En Afrique, outre le cas de l’assassinat du père Nsengiunva, deux autres prêtres ont été assassinés depuis janvier dernier : le père Tony Mukomba (18 janvier) en République centrafricaine. La mort d’un autre prêtre au Congo démocratique, le 2 mars dernier, reste une énigme, et pourrait faire monter à quatre le nombre de prêtres assassinés sur le continent.

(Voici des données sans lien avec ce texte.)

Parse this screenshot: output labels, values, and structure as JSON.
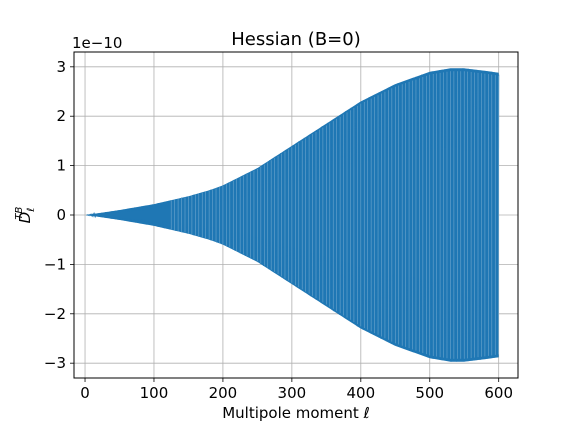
{
  "chart_data": {
    "type": "line",
    "title": "Hessian (B=0)",
    "xlabel": "Multipole moment ℓ",
    "ylabel": "D",
    "ylabel_sub": "ℓ",
    "ylabel_sup": "TB",
    "y_scale_label": "1e−10",
    "xlim": [
      -16,
      628
    ],
    "ylim": [
      -3.3,
      3.3
    ],
    "x_ticks": [
      0,
      100,
      200,
      300,
      400,
      500,
      600
    ],
    "x_tick_labels": [
      "0",
      "100",
      "200",
      "300",
      "400",
      "500",
      "600"
    ],
    "y_ticks": [
      -3,
      -2,
      -1,
      0,
      1,
      2,
      3
    ],
    "y_tick_labels": [
      "−3",
      "−2",
      "−1",
      "0",
      "1",
      "2",
      "3"
    ],
    "grid": true,
    "series": [
      {
        "color": "#1f77b4",
        "envelope_x": [
          2,
          50,
          100,
          150,
          180,
          200,
          250,
          300,
          350,
          400,
          450,
          500,
          530,
          550,
          580,
          600
        ],
        "envelope_max": [
          0.0,
          0.1,
          0.22,
          0.38,
          0.5,
          0.6,
          0.95,
          1.4,
          1.85,
          2.3,
          2.65,
          2.9,
          2.97,
          2.97,
          2.92,
          2.88
        ],
        "x_start": 2,
        "x_end": 600
      }
    ]
  }
}
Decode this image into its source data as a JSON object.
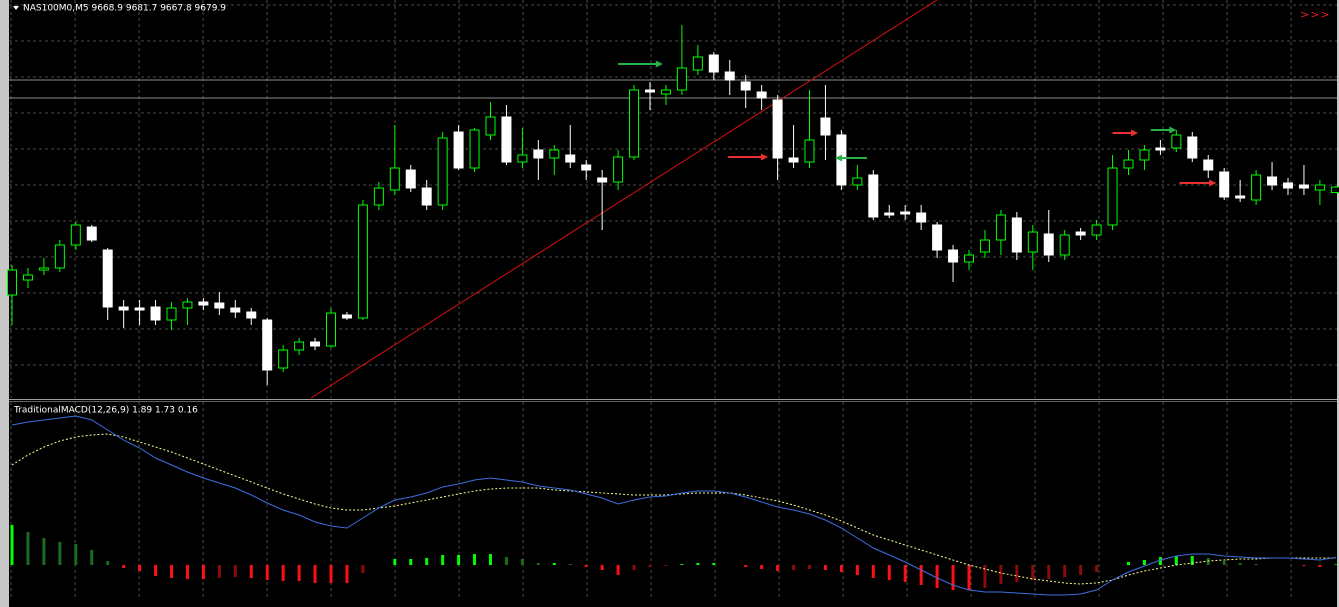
{
  "chart_data": [
    {
      "type": "candlestick",
      "title": "NAS100M0,M5  9668.9 9681.7 9667.8 9679.9",
      "marker_text": ">>>",
      "ylim": [
        9258,
        10054
      ],
      "open": [
        9464,
        9494,
        9514,
        9518,
        9564,
        9600,
        9554,
        9440,
        9438,
        9440,
        9414,
        9438,
        9450,
        9448,
        9438,
        9430,
        9414,
        9318,
        9354,
        9370,
        9362,
        9424,
        9418,
        9644,
        9674,
        9714,
        9678,
        9644,
        9790,
        9718,
        9784,
        9820,
        9730,
        9754,
        9738,
        9744,
        9724,
        9698,
        9690,
        9740,
        9874,
        9866,
        9874,
        9914,
        9944,
        9910,
        9890,
        9870,
        9854,
        9738,
        9730,
        9818,
        9784,
        9684,
        9704,
        9628,
        9630,
        9628,
        9604,
        9554,
        9530,
        9550,
        9574,
        9618,
        9550,
        9586,
        9544,
        9590,
        9584,
        9604,
        9718,
        9734,
        9758,
        9758,
        9780,
        9734,
        9710,
        9662,
        9654,
        9700,
        9688,
        9684,
        9674,
        9668.9
      ],
      "high": [
        9524,
        9518,
        9538,
        9574,
        9610,
        9604,
        9558,
        9454,
        9454,
        9454,
        9450,
        9458,
        9458,
        9470,
        9454,
        9438,
        9418,
        9364,
        9378,
        9378,
        9438,
        9430,
        9654,
        9690,
        9804,
        9724,
        9694,
        9790,
        9804,
        9798,
        9850,
        9844,
        9798,
        9774,
        9764,
        9804,
        9734,
        9714,
        9754,
        9884,
        9890,
        9884,
        10004,
        9964,
        9950,
        9934,
        9904,
        9884,
        9864,
        9804,
        9874,
        9884,
        9794,
        9724,
        9714,
        9644,
        9644,
        9644,
        9610,
        9564,
        9554,
        9594,
        9634,
        9630,
        9604,
        9634,
        9594,
        9598,
        9614,
        9744,
        9754,
        9764,
        9774,
        9794,
        9790,
        9744,
        9718,
        9694,
        9714,
        9730,
        9698,
        9724,
        9694,
        9681.7
      ],
      "low": [
        9404,
        9478,
        9504,
        9510,
        9554,
        9570,
        9414,
        9398,
        9404,
        9404,
        9394,
        9404,
        9434,
        9424,
        9418,
        9404,
        9284,
        9310,
        9344,
        9354,
        9358,
        9414,
        9414,
        9634,
        9664,
        9670,
        9634,
        9634,
        9714,
        9710,
        9774,
        9724,
        9718,
        9694,
        9704,
        9718,
        9694,
        9594,
        9674,
        9734,
        9834,
        9844,
        9864,
        9904,
        9894,
        9864,
        9838,
        9834,
        9694,
        9718,
        9718,
        9734,
        9674,
        9674,
        9614,
        9618,
        9614,
        9594,
        9538,
        9490,
        9514,
        9538,
        9544,
        9534,
        9514,
        9530,
        9534,
        9574,
        9574,
        9594,
        9704,
        9714,
        9744,
        9750,
        9730,
        9698,
        9654,
        9650,
        9644,
        9674,
        9664,
        9664,
        9644,
        9667.8
      ],
      "close": [
        9514,
        9504,
        9518,
        9564,
        9604,
        9574,
        9440,
        9434,
        9434,
        9414,
        9438,
        9450,
        9444,
        9438,
        9430,
        9418,
        9314,
        9354,
        9370,
        9362,
        9428,
        9418,
        9644,
        9678,
        9718,
        9678,
        9644,
        9778,
        9718,
        9794,
        9820,
        9730,
        9744,
        9738,
        9754,
        9730,
        9714,
        9690,
        9740,
        9874,
        9870,
        9874,
        9918,
        9940,
        9910,
        9894,
        9874,
        9858,
        9738,
        9730,
        9774,
        9784,
        9684,
        9698,
        9620,
        9624,
        9626,
        9610,
        9554,
        9530,
        9544,
        9574,
        9624,
        9550,
        9590,
        9544,
        9584,
        9584,
        9604,
        9718,
        9734,
        9754,
        9754,
        9784,
        9738,
        9714,
        9660,
        9658,
        9704,
        9684,
        9678,
        9678,
        9684,
        9679.9
      ],
      "bull_color": "#00ff00",
      "bear_color": "#ffffff",
      "hlines": [
        9894,
        9858
      ],
      "hline_color": "#8c8c8c",
      "trendline": {
        "from": [
          18.75,
          9258
        ],
        "to": [
          58,
          10054
        ],
        "color": "#e01010"
      },
      "arrows": [
        {
          "x": [
            38,
            40.8
          ],
          "price": 9926,
          "color": "#27b24a"
        },
        {
          "x": [
            53.6,
            51.6
          ],
          "price": 9738,
          "color": "#27b24a"
        },
        {
          "x": [
            71.4,
            73
          ],
          "price": 9794,
          "color": "#27b24a"
        },
        {
          "x": [
            44.9,
            47.4
          ],
          "price": 9740,
          "color": "#e83030"
        },
        {
          "x": [
            69,
            70.6
          ],
          "price": 9788,
          "color": "#e83030"
        },
        {
          "x": [
            73.2,
            75.5
          ],
          "price": 9688,
          "color": "#e83030"
        }
      ]
    },
    {
      "type": "macd",
      "title": "TraditionalMACD(12,26,9) 1.89 1.73 0.16",
      "ylim": [
        -8,
        40.75
      ],
      "macd": [
        35,
        35.75,
        36.25,
        36.75,
        37.25,
        36.25,
        33.75,
        31.25,
        29.25,
        26.75,
        25,
        23.25,
        21.75,
        20.5,
        19.25,
        17.5,
        15.5,
        13.75,
        12.5,
        10.75,
        9.75,
        9.25,
        11.75,
        14.25,
        16.25,
        17,
        18,
        19.5,
        20.25,
        21.25,
        21.75,
        21.25,
        20.75,
        19.75,
        19.25,
        18.75,
        17.75,
        16.75,
        15.25,
        16.25,
        17,
        17.25,
        18,
        18.5,
        18.5,
        18,
        17,
        15.75,
        14.5,
        13.75,
        12.75,
        11.25,
        9.25,
        6.75,
        4.25,
        2.5,
        0.75,
        -1.25,
        -3.25,
        -5,
        -6.25,
        -6.75,
        -6.75,
        -7,
        -7.25,
        -7.5,
        -7.5,
        -7.25,
        -6.25,
        -3.75,
        -1.75,
        -0.25,
        1.25,
        2.25,
        2.75,
        2.75,
        2.25,
        2,
        1.75,
        1.75,
        1.75,
        1.5,
        1.25,
        1.89
      ],
      "signal": [
        25,
        27.5,
        29.5,
        31,
        32,
        32.5,
        32.75,
        32,
        30.75,
        29.5,
        28.25,
        26.75,
        25.25,
        23.75,
        22.25,
        20.75,
        19.25,
        17.75,
        16.5,
        15.25,
        14.25,
        13.75,
        13.75,
        14.25,
        14.75,
        15.5,
        16.25,
        17,
        17.75,
        18.5,
        19,
        19.25,
        19.25,
        19.25,
        18.75,
        18.5,
        18.25,
        18,
        17.75,
        17.5,
        17.5,
        17.5,
        17.75,
        18,
        18,
        18,
        17.5,
        16.75,
        16,
        15,
        13.75,
        12.5,
        11,
        9.25,
        7.5,
        6.25,
        5,
        3.75,
        2.5,
        1.25,
        0,
        -1,
        -2,
        -2.75,
        -3.5,
        -4,
        -4.5,
        -4.75,
        -4.5,
        -3.75,
        -2.5,
        -1.5,
        -0.75,
        0,
        0.5,
        1,
        1.25,
        1.5,
        1.5,
        1.75,
        1.75,
        1.75,
        1.75,
        1.73
      ],
      "histogram": [
        10,
        8.25,
        6.75,
        5.75,
        5.25,
        3.75,
        1,
        -0.75,
        -1.5,
        -2.75,
        -3.25,
        -3.5,
        -3.5,
        -3.25,
        -3,
        -3.25,
        -3.75,
        -4,
        -4,
        -4.5,
        -4.5,
        -4.5,
        -2,
        0,
        1.5,
        1.5,
        1.75,
        2.5,
        2.5,
        2.75,
        2.75,
        2,
        1.5,
        0.5,
        0.5,
        0.25,
        -0.5,
        -1.25,
        -2.5,
        -1.25,
        -0.5,
        -0.25,
        0.25,
        0.5,
        0.5,
        0,
        -0.5,
        -1,
        -1.5,
        -1.25,
        -1,
        -1.25,
        -1.75,
        -2.5,
        -3.25,
        -3.75,
        -4.25,
        -5,
        -5.75,
        -6.25,
        -6.25,
        -5.75,
        -4.75,
        -4.25,
        -3.75,
        -3.5,
        -3,
        -2.5,
        -1.75,
        0,
        0.75,
        1.25,
        2,
        2.25,
        2.25,
        1.75,
        1,
        0.5,
        0.25,
        0,
        0,
        -0.25,
        -0.5,
        0.16
      ],
      "macd_color": "#3c6fe0",
      "signal_color": "#ffff99",
      "hist_colors": {
        "rising_positive": "#00ff00",
        "falling_positive": "#1d6b1d",
        "falling_negative": "#ff1010",
        "rising_negative": "#8b0a0a"
      }
    }
  ]
}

Or, même si le corps du père Florent Mbulanthie Tulantshiedi a été retrouvé avec des signes évidents de torture, selon Fides, aucune autopsie n’aurait été pratiquée.

Dans le reste du monde, Sismografo rappelle la mort au Mexique des pères Germain Muñiz García et Iván Añorve Jaimes, assassinés dans l’État  de Guerrero, le 5 février dernier ; en Colombie celui du père Dagoberto Noguera, le 10 mars, à Santa Marta ; et au Salvador, l’assassinat du père Walter Osmir Vásquez Jiménez, le 29 mars.

En Asie, le mois de mars a été endeuillé par la mort du père Xavier Thelakkat, le 1er mars dernier. En Europe, Le père Alain-Florent Gandoulou, curé de la paroisse catholique francophone de Berlin, et originaire du Congo-Brazzaville, a été retrouvé mort dans son bureau, le 22 février dernier, victime lui aussi d’un meurtre. Son meurtrier présumé a été arrêté mais les motifs du crime restent flous, même si la thèse d’un acte lié aux tensions politiques dans son pays reste la plus probable.